是不在家還是已經睡了?麥子滿腹狐疑的往臥室移動,卻在聽到臥室裡面的聲響時陡然止步,渾身上下如遭電擊瞬間一僵。
這個時候,屋外的雷聲似乎在一瞬間減弱了,麥子的聽覺也跟著變得敏銳起來。房間裡,粗重的喘息聲合著陣陣嬌吟穿透門板竄進麥子的耳朵,讓她的臉不由自主的紅了起來。床榻因超負荷承受重力而發出「吱嘠吱嘠」的聲響,讓畫面想像力本來就很豐富的麥子很輕易的便在腦海中勾勒出了此刻房間內正在上演的「激戰」場景。
很明顯,即使今夜雷聲喧囂,小可也是不需要她的。
悄聲出門,麥子故作無謂的笑了笑。按原路回家,躺在柔軟的大床上,雖然屋外陣陣雷聲喧囂如初,但麥子還是很快就睡熟了。再睜開眼時,眼前竟是一個燦爛豔陽天。麥子滿心歡喜的走到窗邊,更驚覺屋外的草坪竟變成了無邊無際的花海。花香是這般熟悉,但她愣是想不出到底是什麼花了!
「這是在做夢嗎?」麥子無比驚訝,本以為是夢境,但長髮隨風掠過皮膚時那微癢的觸感卻是如此的真實。「怎麼會這樣呢,昨天都還是草坪啊!」麥子不敢相信,正在想這到底是怎麼回事時,一雙有力的大手從後面環上了她的腰。
「啊!」麥子忍不住驚呼,第一個反應便是回頭。要知道,家裡從來都是只有她一個人的,莫不是進了賊了?
然而,不管麥子怎麼努力,頭卻始終被抵在身後人的胸膛,無法回頭,也就無從知道這人到底是誰了。麥子又氣又急,使勁掙扎,耳垂處卻突然傳來一陣溫熱。麥子的身體像是通電了一般抑制不住的微微戰慄起來,竟不知不覺的放棄了掙扎。
雖然背對著看不見,但麥子還是能辨識出身後是個男人,一個……陽光一般溫暖的男人。沒有進一步的侵犯,他的唇只是單純的流連在她的後頸和耳垂,但是每一次吻落下都在麥子心底激起了軒然大波,整個人也融化成了一汪春水。
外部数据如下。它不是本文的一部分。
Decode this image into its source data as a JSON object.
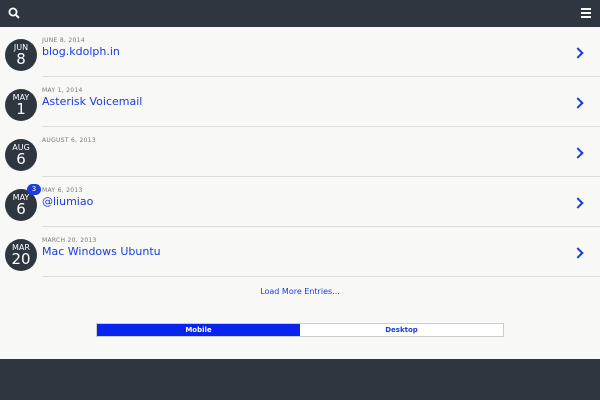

逐漸的,麥子徹底放棄了掙扎,卻想要得更多。迷醉的微熏著雙眸,麥子不由自主的攀上了他的脖子,卻不知道自己是什麼時候轉過身來的。主動送上誘人的紅唇,麥子的手貼著他的胸膛一路下滑。男性特有的陽剛之氣將她緊緊籠罩,麥子恨不得將自己的骨血都揉進他的身體。這一刻,深藏在麥子內心的欲望全部暴露在了陽光下,無處可藏,也無心去藏。
滿面紅潮的感受著突如其來的溫柔,麥子擁著他踱回床上,一切都在順理成章的進行。床下淩亂的散著兩人的衣物,窗簾也不知在何時被合上。麥子仰躺著等待即將來臨的巫山雲雨,卻發現自己怎麼也看不清對方的臉龐。
知道有人欺身而上,麥子甚至能清晰的感受到對方壓進大腿內側的欲望。只是這一刻,麥子突然清醒了!
「你是誰?」麥子出聲問道,卻沒有得到回答。她慌了,伸手就想去摸他的臉,對方卻越來越遠……
「啊!」一聲驚呼,同時伴隨著一聲悶響。麥子揉著從床上栽下來時最先受創的腦袋,眉毛皺成了一團。
窗外,雨還在下,只是小了很多。雷聲漸息,沉寂中能清楚的聽到鬧鐘滴答滴答的聲音。
「我靠,思春啊?」麥子忍不住咒駡,就地盤腿坐下並從床頭櫃上摸到了一盒煙。等煙盒空了,天也亮了。頹然的盯著天邊的魚肚白,麥子無聲苦笑。